Tricarico (Italie)

Les grandes civilisations de l’Antiquité, Rome ou la Grèce, sont célèbres pour leurs villes, leurs temples et l’ensemble des monuments urbains ; les populations de l’intérieur de la Péninsule italienne, comme les Lucaniens ou les Samnites, ennemis acharnés de Rome, sont en revanche trop souvent considérées comme essentiellement rurales. Pour contredire cette vision misérabiliste d’un Mezzogiorno indigène sous-développé, qui s’opposerait à la munificence de Rome ou des cités de Grande Grèce (Tarente, Métaponte, Paestum), l’École française de Rome conduit, depuis 1988, en collaboration avec le Centre Jean Bérard, le CNRS et plusieurs Universités françaises, un programme de recherche sur les agglomérations des Lucaniens, centré sur la commune de Tricarico, sous la direction d’Olivier de Cazanove (Université de Paris-I-Panthéon-Sorbonne).
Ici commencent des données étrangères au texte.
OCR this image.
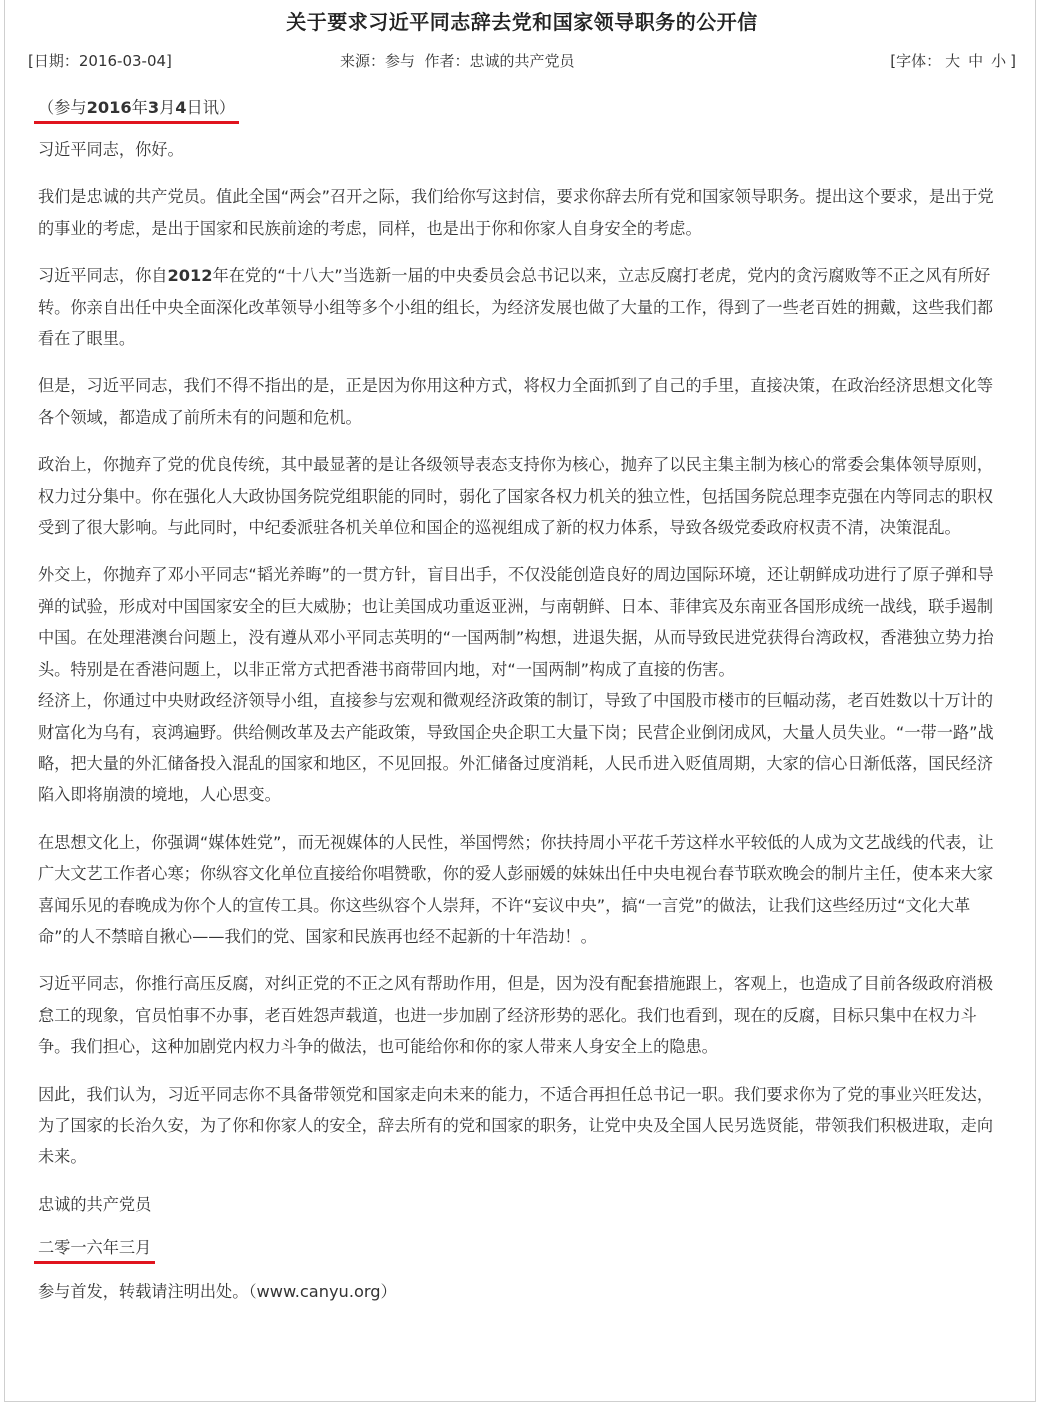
关于要求习近平同志辞去党和国家领导职务的公开信
[日期：2016-03-04]	来源：参与  作者：忠诚的共产党员	[字体： 大 中 小 ]

（参与2016年3月4日讯）

习近平同志，你好。

我们是忠诚的共产党员。值此全国“两会”召开之际，我们给你写这封信，要求你辞去所有党和国家领导职务。提出这个要求，是出于党的事业的考虑，是出于国家和民族前途的考虑，同样，也是出于你和你家人自身安全的考虑。

习近平同志，你自2012年在党的“十八大”当选新一届的中央委员会总书记以来，立志反腐打老虎，党内的贪污腐败等不正之风有所好转。你亲自出任中央全面深化改革领导小组等多个小组的组长，为经济发展也做了大量的工作，得到了一些老百姓的拥戴，这些我们都看在了眼里。

但是，习近平同志，我们不得不指出的是，正是因为你用这种方式，将权力全面抓到了自己的手里，直接决策，在政治经济思想文化等各个领域，都造成了前所未有的问题和危机。

政治上，你抛弃了党的优良传统，其中最显著的是让各级领导表态支持你为核心，抛弃了以民主集主制为核心的常委会集体领导原则，权力过分集中。你在强化人大政协国务院党组职能的同时，弱化了国家各权力机关的独立性，包括国务院总理李克强在内等同志的职权受到了很大影响。与此同时，中纪委派驻各机关单位和国企的巡视组成了新的权力体系，导致各级党委政府权责不清，决策混乱。

外交上，你抛弃了邓小平同志“韬光养晦”的一贯方针，盲目出手，不仅没能创造良好的周边国际环境，还让朝鲜成功进行了原子弹和导弹的试验，形成对中国国家安全的巨大威胁；也让美国成功重返亚洲，与南朝鲜、日本、菲律宾及东南亚各国形成统一战线，联手遏制中国。在处理港澳台问题上，没有遵从邓小平同志英明的“一国两制”构想，进退失据，从而导致民进党获得台湾政权，香港独立势力抬头。特别是在香港问题上，以非正常方式把香港书商带回内地，对“一国两制”构成了直接的伤害。

经济上，你通过中央财政经济领导小组，直接参与宏观和微观经济政策的制订，导致了中国股市楼市的巨幅动荡，老百姓数以十万计的财富化为乌有，哀鸿遍野。供给侧改革及去产能政策，导致国企央企职工大量下岗；民营企业倒闭成风，大量人员失业。“一带一路”战略，把大量的外汇储备投入混乱的国家和地区，不见回报。外汇储备过度消耗，人民币进入贬值周期，大家的信心日渐低落，国民经济陷入即将崩溃的境地，人心思变。

在思想文化上，你强调“媒体姓党”，而无视媒体的人民性，举国愕然；你扶持周小平花千芳这样水平较低的人成为文艺战线的代表，让广大文艺工作者心寒；你纵容文化单位直接给你唱赞歌，你的爱人彭丽媛的妹妹出任中央电视台春节联欢晚会的制片主任，使本来大家喜闻乐见的春晚成为你个人的宣传工具。你这些纵容个人崇拜，不许“妄议中央”，搞“一言党”的做法，让我们这些经历过“文化大革命”的人不禁暗自揪心——我们的党、国家和民族再也经不起新的十年浩劫！。

习近平同志，你推行高压反腐，对纠正党的不正之风有帮助作用，但是，因为没有配套措施跟上，客观上，也造成了目前各级政府消极怠工的现象，官员怕事不办事，老百姓怨声载道，也进一步加剧了经济形势的恶化。我们也看到，现在的反腐，目标只集中在权力斗争。我们担心，这种加剧党内权力斗争的做法，也可能给你和你的家人带来人身安全上的隐患。

因此，我们认为，习近平同志你不具备带领党和国家走向未来的能力，不适合再担任总书记一职。我们要求你为了党的事业兴旺发达，为了国家的长治久安，为了你和你家人的安全，辞去所有的党和国家的职务，让党中央及全国人民另选贤能，带领我们积极进取，走向未来。

忠诚的共产党员

二零一六年三月

参与首发，转载请注明出处。（www.canyu.org）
La fouille du site de Civita di Tricarico a permis de mettre au jour la plus vaste agglomération lucanienne, fondée vers le milieu du IVe s. av. J.-C., qui s’étend sur 47 ha et d’étudier les éléments qui la composent : un triple circuit de murailles, deux temples, dont l’un d’Athéna, décorés de trophées d’armes, des îlots d’habitations avec des maisons à cour. Les prospections géophysiques et les photographies aériennes indiquent que ces îlots, séparés par des espaces vides peut-être destinés à abriter les troupeaux en cas de danger, étaient organisés le long d’axes de circulation réguliers, ce qui permet de considérer ces agglomérations comme des modèles locaux de villes, alternatifs par rapport aux canons urbanistiques grecs et romains.

Depuis 2013, l’équipe de recherche a entamé des prospections sur les territoires alentours et repris la fouille de l’autre grande agglomération lucanienne de Tricarico, Serra del Cedro, où l’occupation commence dès le VIe s. av. J.-C., avec la présence d’une riche nécropole, et se poursuit jusqu’au IIIe s. av. J.-C., avec un ensemble de maisons et de fours de céramiques et de forges.